09 March, 2012

Have you thanked your legs today?


Where did your legs take you today?  You know, some people don’t have legs.  I always think about that, and am grateful.  So I try to use them.  And when I’m tired, or my quads are burning, and I'm thinking, “Why am I doing this to myself?”  The answer is, “Because I can.”




Today my legs took me wading through the crystalline streams of the Panamanian rainforest, searching for endangered frogs that are succumbing to the chytrid fungus.  In heavy rubber boots, I navigated through the forest streams, trying with each step to determine the profundity of my next foot placement, to avoid a flood of water into my boot and having to suffer through a wet sock and pruny foot for the next five hours.  There were many close calls, but luckily I gauged well, even in the pitch darkness when we waited until the cover of darkness to conduct our night search of the rare amphibians.




My legs have taken me to the tops of glaciers, to volcanoes over 20,000 feet high, and through 9 days of trekking through the Huayhuash circuit of the Andes mountains.  My legs have carried me across 26.2 miles of sand and gravel for my first marathon, and have kept me in control of innumerable horses across varied terrain.  My legs have taken me on hundreds, if not thousands, of miles of hiking trails -- muddy, wet, dry, dusty, slippery, sandy, leafy, dirty, hard concrete, soft earth, vines, roots, insects, ants, watch out for snakes, I shouldn't be wearing flip-flops.  
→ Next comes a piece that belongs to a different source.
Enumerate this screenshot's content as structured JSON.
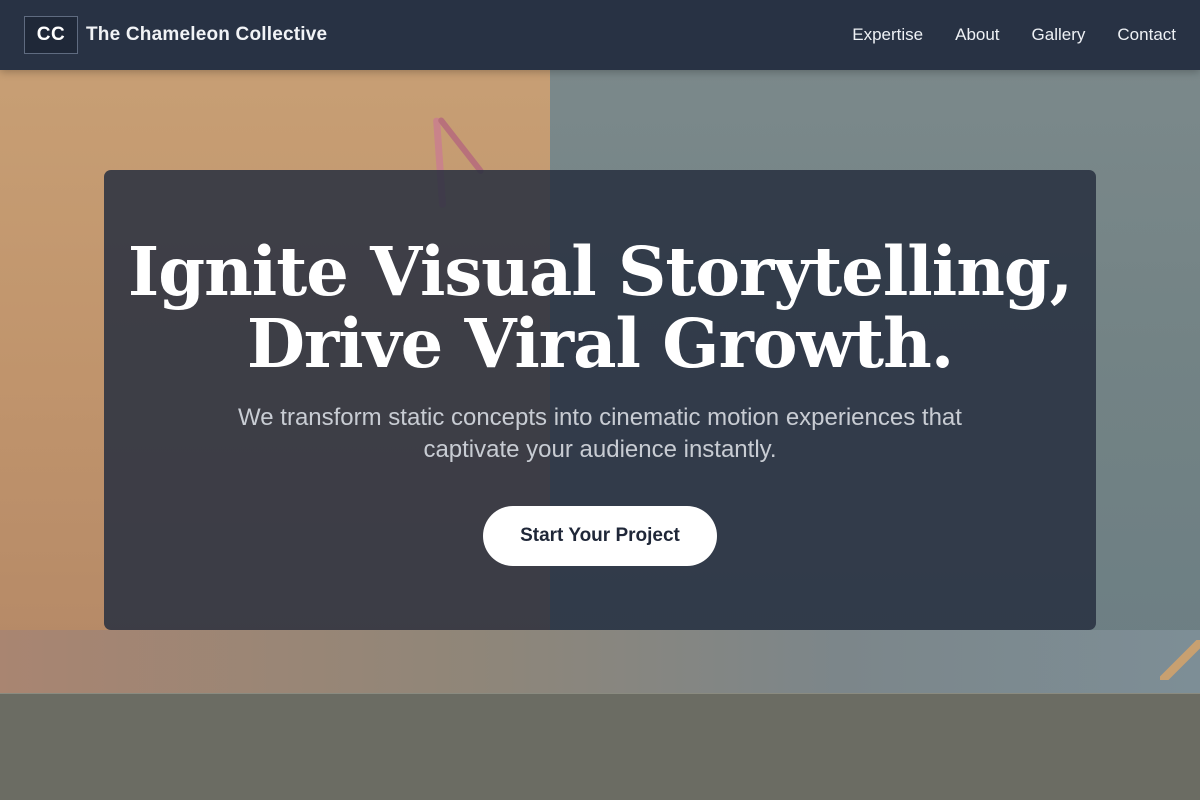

Careful in the dark there, as you scramble over treacherous morrains, and now, put on the crampons, we're climbing the icy glacier.  Rubber boots, flip-flops, running shoes, hiking boots, crampons, Crocs, high heels, flats, Havianas.  Gaiters for the ash and yellow sulfuric powder as we sink into the side of the volcano. Blisters, black toenails, plantar fasciitis, shin-splints, IT band syndrome -- what we put our bodies through!

Okay, crossing the river now.  How many rivers, how many highlands over the ichu grass, in search of the elusive vicuña, Vicugna vicugna?  How many rivers, how many vines to trip over, spider webs to swat from the face, in search of the elusive Atelopus limosus frog? 


I've got many rivers to cross/But I can't seem to find my way over/Wandering I am lost/As I travel along the white cliffs of Dover.